Comment 2 for bug 1807749

Revision history for this message
Steve Langasek (vorlon) wrote :

> As far as I understand my setup, I do not have DNS before nss_ldap
> is started.

nss_ldap is not "started". It is a module which is loaded into the memory of processes that need to resolve user and group names; error messages in your log about nss_ldap are caused by attempts to look up usernames before your network is configured.

In general, if you want robust LDAP and Kerberos operation on a host in the face of possible network disconnection, it's recommended that you use the sssd package instead of using nss_ldap directly.

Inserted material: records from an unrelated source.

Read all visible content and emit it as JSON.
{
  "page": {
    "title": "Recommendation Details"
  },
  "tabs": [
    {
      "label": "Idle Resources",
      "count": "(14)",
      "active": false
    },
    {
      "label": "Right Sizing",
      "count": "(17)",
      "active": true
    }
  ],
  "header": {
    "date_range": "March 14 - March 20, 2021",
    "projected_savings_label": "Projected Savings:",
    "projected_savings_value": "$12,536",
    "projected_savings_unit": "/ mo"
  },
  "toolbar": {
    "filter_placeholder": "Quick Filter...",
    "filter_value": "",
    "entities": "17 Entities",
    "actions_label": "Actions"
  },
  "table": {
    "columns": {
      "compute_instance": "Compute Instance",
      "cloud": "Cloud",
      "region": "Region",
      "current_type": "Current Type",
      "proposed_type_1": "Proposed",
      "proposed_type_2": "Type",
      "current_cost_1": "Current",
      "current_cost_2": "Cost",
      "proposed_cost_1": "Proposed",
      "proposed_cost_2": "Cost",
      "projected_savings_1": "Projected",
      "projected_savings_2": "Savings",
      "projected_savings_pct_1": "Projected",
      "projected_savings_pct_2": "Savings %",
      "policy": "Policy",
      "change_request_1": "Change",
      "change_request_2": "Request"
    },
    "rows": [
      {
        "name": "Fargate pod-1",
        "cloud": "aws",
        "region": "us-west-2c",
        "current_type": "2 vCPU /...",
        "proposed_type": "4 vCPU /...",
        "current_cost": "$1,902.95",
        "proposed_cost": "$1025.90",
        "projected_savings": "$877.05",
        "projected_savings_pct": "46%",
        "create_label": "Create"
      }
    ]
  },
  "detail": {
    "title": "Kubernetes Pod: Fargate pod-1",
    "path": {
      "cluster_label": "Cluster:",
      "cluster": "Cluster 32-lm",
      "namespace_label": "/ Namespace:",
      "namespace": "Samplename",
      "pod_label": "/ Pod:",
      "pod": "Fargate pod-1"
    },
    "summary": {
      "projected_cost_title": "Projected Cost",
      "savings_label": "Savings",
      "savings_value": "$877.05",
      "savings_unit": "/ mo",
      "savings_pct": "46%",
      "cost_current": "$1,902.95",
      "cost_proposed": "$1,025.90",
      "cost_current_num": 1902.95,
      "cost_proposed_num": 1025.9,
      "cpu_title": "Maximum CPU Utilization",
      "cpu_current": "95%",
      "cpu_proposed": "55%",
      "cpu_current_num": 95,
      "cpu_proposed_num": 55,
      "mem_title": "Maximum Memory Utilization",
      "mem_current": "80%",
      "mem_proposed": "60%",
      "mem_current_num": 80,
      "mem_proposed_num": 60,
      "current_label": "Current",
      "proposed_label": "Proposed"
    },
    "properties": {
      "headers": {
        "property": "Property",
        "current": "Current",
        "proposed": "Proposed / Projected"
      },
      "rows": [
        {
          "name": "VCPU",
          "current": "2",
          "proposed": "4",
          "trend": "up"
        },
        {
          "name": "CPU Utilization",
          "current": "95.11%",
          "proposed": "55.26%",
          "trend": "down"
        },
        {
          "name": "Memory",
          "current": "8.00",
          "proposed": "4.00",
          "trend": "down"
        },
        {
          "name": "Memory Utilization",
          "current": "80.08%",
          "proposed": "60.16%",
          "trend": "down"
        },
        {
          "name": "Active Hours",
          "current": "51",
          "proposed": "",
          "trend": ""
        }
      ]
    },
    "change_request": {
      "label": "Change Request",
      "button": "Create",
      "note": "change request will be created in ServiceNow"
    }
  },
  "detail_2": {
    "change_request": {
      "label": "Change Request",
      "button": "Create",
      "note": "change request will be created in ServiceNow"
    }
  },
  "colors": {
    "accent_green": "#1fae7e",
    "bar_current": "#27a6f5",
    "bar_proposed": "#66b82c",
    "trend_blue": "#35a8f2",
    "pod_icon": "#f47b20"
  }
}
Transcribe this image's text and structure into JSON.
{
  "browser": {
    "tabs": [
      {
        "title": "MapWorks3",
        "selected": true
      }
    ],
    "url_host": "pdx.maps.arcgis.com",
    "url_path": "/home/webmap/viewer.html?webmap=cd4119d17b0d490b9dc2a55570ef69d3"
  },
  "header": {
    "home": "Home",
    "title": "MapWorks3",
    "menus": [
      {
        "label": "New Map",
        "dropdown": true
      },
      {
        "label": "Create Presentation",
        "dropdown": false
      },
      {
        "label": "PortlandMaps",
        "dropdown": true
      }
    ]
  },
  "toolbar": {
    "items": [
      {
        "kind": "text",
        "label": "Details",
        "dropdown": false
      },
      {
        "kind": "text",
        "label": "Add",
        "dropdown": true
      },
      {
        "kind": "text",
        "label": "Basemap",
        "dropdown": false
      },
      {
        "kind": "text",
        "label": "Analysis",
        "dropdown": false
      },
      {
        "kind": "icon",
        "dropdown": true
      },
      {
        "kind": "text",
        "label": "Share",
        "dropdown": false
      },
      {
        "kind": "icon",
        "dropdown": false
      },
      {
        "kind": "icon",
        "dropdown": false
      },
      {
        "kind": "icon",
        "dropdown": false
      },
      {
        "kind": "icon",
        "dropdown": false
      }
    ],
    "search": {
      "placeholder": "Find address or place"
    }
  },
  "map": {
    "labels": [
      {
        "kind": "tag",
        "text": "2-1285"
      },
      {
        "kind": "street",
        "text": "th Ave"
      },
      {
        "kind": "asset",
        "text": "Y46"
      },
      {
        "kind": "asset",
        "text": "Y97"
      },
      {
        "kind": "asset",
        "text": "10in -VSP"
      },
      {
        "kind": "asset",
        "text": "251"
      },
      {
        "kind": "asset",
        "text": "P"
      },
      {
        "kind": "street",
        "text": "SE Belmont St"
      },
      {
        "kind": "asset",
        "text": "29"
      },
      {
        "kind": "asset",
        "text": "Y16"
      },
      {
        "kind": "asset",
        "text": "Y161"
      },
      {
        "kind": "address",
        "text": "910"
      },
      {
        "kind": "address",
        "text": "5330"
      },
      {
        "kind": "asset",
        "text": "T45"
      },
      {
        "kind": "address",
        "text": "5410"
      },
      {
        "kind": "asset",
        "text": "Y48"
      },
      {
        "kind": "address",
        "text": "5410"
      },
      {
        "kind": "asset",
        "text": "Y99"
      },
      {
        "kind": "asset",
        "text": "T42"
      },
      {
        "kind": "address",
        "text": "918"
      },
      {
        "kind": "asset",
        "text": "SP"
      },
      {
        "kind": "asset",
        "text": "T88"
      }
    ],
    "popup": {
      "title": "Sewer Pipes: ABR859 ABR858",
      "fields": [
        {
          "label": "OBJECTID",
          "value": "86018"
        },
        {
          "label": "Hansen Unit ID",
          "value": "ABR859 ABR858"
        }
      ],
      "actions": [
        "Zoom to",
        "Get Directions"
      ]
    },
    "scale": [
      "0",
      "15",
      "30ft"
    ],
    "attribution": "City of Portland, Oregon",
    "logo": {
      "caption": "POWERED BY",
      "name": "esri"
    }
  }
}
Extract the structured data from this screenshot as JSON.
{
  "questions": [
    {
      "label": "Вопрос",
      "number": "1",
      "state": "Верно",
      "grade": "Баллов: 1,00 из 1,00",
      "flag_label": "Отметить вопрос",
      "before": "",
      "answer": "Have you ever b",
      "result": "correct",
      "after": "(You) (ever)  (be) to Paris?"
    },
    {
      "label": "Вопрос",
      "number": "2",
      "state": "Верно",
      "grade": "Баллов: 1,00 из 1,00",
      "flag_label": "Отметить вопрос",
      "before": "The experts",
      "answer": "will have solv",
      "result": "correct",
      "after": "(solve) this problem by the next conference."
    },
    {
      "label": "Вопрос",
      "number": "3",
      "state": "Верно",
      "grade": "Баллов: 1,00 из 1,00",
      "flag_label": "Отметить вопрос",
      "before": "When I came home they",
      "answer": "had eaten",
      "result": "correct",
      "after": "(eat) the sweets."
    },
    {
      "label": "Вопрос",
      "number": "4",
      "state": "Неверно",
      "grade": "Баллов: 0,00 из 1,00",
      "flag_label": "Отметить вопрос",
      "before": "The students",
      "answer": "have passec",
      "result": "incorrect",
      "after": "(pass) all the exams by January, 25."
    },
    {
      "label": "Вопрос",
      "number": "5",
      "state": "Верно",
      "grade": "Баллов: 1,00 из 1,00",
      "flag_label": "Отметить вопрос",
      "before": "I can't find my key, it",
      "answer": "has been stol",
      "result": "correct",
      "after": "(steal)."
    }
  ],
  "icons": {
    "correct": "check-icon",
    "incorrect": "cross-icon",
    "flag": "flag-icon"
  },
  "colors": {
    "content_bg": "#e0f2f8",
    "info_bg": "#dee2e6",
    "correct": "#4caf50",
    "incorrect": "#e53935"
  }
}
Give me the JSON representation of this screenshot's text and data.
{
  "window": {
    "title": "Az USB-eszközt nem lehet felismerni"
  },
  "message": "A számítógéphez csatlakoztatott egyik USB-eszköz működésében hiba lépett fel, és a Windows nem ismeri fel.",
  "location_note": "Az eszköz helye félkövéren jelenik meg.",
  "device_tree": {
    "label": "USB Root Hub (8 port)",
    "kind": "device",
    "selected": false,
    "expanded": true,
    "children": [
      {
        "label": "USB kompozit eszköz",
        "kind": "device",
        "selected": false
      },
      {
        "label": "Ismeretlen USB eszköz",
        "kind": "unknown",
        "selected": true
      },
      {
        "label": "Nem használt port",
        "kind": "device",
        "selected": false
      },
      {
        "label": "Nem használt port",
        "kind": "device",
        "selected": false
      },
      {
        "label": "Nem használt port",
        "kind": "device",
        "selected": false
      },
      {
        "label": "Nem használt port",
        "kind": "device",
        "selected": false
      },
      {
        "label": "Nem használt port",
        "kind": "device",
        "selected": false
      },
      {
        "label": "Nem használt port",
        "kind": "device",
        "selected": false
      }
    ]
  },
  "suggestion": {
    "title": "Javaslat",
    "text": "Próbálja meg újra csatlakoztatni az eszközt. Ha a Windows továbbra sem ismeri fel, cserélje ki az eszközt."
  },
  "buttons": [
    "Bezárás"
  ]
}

As for your NFS mount failure, it is quite possible that the NFS mount is being attempted at boot before DNS resolution is available. The relevant bits of output in this log file are:

Dez 10 18:07:03 barney systemd[1]: Started Network Manager Wait Online.
Dez 10 18:07:03 barney systemd[1]: Reached target Network is Online.
[...]
Dez 10 18:07:03 barney systemd[1]: home.mount: Directory /home to mount over is
not empty, mounting anyway.
Dez 10 18:07:03 barney systemd[1]: Mounting /home...
[...]
Dez 10 18:07:03 barney mount[1803]: mount.nfs4: Failed to resolve server nfs.server: Name or service not known
Dez 10 18:07:03 barney mount[1800]: mount.nfs4: Failed to resolve server nfs.server: Name or service not known

So the issue is that network-manager is reporting to systemd that the network is "online", but DNS resolution of nfs.server still fails.

I believe this is a bug in the definition of NetworkManager-wait-online.service, which needs to block until not only packets can pass on an interface, but also DNS resolution works.